- Supreme Court of the United States

Argued November 19, 1957 Reargued October 21–22, 1958 Decided March 30, 1959
- Full case name: Bartkus v. Illinois
- Citations: 359 U.S. 121 (more) 79 S. Ct. 676; 3 L. Ed. 2d 684; 1959 U.S. LEXIS 1824

Case history
- Prior: Affirmed by an equally divided Court January 6, 1958, 355 U.S. 281. Rehearing granted, judgment vacated and case restored to calendar for reargument May 26, 1958, 356 U. S. 969.

Holding
- Coordination of federal officials with state officials did not implicate the double jeopardy Clause of the Fifth Amendment to the U.S. Constitution.

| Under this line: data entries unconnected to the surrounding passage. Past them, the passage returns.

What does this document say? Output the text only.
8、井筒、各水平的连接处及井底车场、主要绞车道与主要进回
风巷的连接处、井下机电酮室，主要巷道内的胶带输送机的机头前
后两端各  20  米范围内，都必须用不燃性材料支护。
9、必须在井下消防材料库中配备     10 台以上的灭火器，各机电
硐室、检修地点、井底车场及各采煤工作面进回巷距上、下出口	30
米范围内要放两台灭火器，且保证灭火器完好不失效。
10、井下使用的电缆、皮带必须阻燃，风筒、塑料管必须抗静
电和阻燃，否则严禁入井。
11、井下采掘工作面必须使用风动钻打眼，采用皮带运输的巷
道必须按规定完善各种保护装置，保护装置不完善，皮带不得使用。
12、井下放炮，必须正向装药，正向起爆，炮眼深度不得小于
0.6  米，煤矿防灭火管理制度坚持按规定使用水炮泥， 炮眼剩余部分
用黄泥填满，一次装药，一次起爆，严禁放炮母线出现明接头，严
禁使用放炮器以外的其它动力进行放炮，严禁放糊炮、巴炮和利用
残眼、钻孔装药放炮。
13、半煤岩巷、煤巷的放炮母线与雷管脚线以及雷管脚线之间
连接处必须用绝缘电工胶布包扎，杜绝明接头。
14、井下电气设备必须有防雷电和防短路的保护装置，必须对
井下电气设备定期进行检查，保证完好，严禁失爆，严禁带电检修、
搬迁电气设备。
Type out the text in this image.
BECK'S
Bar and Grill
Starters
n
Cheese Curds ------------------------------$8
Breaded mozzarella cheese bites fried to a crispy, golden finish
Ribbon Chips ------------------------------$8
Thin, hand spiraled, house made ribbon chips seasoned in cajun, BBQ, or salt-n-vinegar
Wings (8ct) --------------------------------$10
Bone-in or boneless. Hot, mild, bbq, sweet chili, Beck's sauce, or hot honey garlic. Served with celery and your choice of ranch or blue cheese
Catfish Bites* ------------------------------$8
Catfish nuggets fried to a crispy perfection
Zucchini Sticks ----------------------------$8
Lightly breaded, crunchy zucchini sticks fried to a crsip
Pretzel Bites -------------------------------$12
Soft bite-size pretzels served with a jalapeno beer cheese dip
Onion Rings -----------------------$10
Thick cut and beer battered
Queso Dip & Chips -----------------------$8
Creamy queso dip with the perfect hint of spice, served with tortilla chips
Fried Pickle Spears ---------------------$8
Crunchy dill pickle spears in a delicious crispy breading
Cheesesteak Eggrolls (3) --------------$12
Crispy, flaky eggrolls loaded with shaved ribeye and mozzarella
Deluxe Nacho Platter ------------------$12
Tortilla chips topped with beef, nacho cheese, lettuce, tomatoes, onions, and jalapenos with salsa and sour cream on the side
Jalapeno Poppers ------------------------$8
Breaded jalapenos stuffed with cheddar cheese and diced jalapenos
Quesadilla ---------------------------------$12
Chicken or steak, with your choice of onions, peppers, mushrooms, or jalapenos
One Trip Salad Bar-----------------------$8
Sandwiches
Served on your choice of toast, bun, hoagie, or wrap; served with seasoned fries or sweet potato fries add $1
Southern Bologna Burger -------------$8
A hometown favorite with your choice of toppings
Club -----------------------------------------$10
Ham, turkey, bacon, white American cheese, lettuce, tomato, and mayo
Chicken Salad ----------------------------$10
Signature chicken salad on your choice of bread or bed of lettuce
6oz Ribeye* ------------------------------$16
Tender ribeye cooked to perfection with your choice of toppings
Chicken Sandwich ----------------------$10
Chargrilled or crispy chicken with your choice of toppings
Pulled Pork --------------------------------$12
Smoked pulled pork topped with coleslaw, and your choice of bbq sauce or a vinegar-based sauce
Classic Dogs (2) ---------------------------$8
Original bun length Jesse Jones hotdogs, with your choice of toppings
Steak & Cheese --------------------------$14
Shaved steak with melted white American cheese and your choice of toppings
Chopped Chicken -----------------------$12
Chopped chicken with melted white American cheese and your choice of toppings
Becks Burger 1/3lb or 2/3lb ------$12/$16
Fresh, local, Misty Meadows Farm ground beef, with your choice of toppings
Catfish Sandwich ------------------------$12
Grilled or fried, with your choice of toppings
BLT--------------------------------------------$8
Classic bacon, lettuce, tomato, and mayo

It also held that a defendant may be acquitted of a federal crime and convicted of a state crime, even if those crimes share the same evidence, without violating the Due Process Clause of the Fourteenth Amendment.

Court membership
- Chief Justice Earl Warren Associate Justices Hugo Black · Felix Frankfurter William O. Douglas · Tom C. Clark John M. Harlan II · William J. Brennan Jr. Charles E. Whittaker · Potter Stewart

Case opinions
- Majority: Frankfurter, joined by Clark, Harlan, Whittaker, Stewart
- Dissent: Black, joined by Warren, Douglas
- Dissent: Brennan, joined by Warren, Douglas

Laws applied
- U.S. Const. amend. V

= Bartkus v. Illinois =

Bartkus v. Illinois, 359 U.S. 121 (1959), is a decision of the U.S. Supreme Court. The decision held that coordination of federal officials with state officials did not implicate the double jeopardy Clause of the Fifth Amendment to the U.S. Constitution. It also held that a defendant may be acquitted of a federal crime and convicted of a state crime, even if those crimes share the same evidence, without violating the Due Process Clause of the Fourteenth Amendment.

The case established the dual sovereign exception to the Double Jeopardy Clause, enabling state and federal prosecutions for substantially similar events.